The client can simply keep updating the offset as follows

offset = offset + limit

for the next page.

The path is considered the resource identifier. And a page is not a resource but a subset of the resource collection. Since pagination is generally a GET request, query parameters are best suited for pagination rather than headers.

Reference: https://metamug.com/article/rest-api-developers-dilemma.html#Requesting-the-next-page


S
Steve Willcock

I'm currently using a scheme similar to this in my ASP.NET MVC apps:

e.g. http://application/products/by-date/page/2

specifically it's : http://application/products/Date/Ascending/3

However, I'm not really happy with including paging and sorting information in the route in this way.

The list of items (products in this case) is mutable. i.e. the next time someone returns to a url that includes paging and sorting parameters, the results they get may have changed. So the idea of http://application/products/Date/Ascending/3 as a unique url that points to a defined, unchanging set of products is lost.


The first issue, with sorting on multiple columns, applies to all the 3 methods in my opinion. So it isn't really a pro/con for any of them. Regarding the second issue: can't that happend to any resource? A product, for example, can also be edited/deleted.
I think sorting on multiple columns is really a 'con' for all 3 methods as the url just gets bigger and more unmanageable - hence one reason I am considering moving to form based page / sort parameters. For the second issue, I think there's a fundamental conceptual difference between a unique persistent identifier like a product id than a transient list of products. For deleted products a message e.g. 'That product does not exist in the system' tells you something concrete about that product.
Removing all the paging and sorting information from the route is good. And pushing it into POST parameters is bad. Hello? Question is about REST. We're not using POST just to make URL shorter in REST. Verb makes sense.
Personally, I wouldn't use form parameters for a query because it would almost require a POST or PUT HTTP method (since there is a body now in the request). GET seems to me like the more appropriate method to use since both POST and PUT imply modifying the resource. Due to that I would go with adding more query parameters to the URL when sorting by multiple columns is needed.
i
insane.dreamer

I tend to agree with slf that "page" is not really a resource.
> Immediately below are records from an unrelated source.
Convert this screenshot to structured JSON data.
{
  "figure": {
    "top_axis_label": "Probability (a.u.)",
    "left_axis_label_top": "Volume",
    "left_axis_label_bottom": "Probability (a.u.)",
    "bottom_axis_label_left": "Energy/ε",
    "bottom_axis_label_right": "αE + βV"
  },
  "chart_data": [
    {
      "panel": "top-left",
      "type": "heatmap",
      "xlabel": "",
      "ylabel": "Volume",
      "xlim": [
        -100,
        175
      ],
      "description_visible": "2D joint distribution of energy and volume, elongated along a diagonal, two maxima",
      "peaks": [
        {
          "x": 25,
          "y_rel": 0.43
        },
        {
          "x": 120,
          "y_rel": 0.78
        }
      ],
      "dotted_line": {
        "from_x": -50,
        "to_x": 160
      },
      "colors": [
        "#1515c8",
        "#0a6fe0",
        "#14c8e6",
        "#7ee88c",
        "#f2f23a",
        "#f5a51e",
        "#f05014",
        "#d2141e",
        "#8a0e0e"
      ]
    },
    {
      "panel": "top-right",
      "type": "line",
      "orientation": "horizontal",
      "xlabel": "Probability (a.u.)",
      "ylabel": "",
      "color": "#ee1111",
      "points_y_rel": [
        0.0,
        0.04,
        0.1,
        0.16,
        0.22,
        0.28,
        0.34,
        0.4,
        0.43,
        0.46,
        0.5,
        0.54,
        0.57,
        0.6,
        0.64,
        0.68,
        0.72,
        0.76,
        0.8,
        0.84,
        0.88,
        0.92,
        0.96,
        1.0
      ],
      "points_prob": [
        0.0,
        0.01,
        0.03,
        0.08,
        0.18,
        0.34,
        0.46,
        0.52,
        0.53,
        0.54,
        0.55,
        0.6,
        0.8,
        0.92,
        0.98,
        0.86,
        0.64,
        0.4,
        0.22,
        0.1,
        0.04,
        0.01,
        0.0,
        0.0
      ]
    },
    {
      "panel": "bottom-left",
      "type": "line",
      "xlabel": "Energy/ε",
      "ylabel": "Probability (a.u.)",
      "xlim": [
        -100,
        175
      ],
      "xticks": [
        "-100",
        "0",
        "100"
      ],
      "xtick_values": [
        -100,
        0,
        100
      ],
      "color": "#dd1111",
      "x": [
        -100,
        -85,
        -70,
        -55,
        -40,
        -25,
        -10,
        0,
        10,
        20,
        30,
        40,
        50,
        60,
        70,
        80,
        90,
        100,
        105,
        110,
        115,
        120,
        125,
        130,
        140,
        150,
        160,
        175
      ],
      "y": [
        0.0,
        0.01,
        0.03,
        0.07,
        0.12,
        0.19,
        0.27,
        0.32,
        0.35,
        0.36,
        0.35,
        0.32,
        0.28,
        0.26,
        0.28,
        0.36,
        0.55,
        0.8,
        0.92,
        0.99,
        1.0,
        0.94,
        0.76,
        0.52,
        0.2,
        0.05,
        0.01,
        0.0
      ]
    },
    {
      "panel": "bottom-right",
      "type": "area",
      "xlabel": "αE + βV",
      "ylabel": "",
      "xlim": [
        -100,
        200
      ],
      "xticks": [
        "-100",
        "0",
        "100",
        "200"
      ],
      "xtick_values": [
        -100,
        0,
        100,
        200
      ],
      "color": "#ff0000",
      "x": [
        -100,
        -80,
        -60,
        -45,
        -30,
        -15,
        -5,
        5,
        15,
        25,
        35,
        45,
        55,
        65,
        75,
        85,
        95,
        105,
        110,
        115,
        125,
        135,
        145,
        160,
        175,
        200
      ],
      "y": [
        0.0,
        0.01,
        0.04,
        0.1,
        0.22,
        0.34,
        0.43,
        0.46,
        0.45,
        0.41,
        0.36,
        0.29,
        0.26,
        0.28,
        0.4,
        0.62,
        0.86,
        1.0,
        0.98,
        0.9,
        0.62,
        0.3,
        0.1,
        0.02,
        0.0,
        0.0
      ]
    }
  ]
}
On the other hand, option 3 is cleaner, easier to read, and can be more easily guessed by the user and even typed out if necessary. I'm torn between options 1 and 3, but don't see any reason not to use option 3.

Also, while they look nice, one downside of using hidden parameters, as someone mentioned, rather than query strings or URL segments is that the user can't bookmark or directly link to a particular page. That may or may not be an issue depending on the application, but just something to be aware of.


Regarding your mention of being easier to guess, this should not matter. If building a hypermedia API, the users should never HAVE to guess URIs.
A
Alex

I've used solution 3 before (I write a LOT of django apps). And I don't think that there is anything wrong with it. It's just as generatable as the other two (incase you need to do some mass scraping or the like) and it looks cleaner. Plus, your users can guess urls (if its a public facing app), and people like being able to go directly where they want, and url-guessing feels empowering.


E
Eugene

I use in my projects the following urls:

http://application/products?page=2&sort=+field1-field2

which means - "give me page the second page ordered ascending by field1 and then descending by field2". Or if I need even more flexibility I use:

http://application/products?skip=20&limit=20&sort=+field1-field2

S
Susanta Ghosh

I use in following patterns to get the next page record. http://application/products?lastRecordKey=?&pageSize=20&sort=ASC

RecordKey is the column of a table which holds sequential value in DB. This is used to fetch only one page data at a time from DB. pageSize is used to determine how many record to fetch. sort is used to sort the record in ascending or descending order.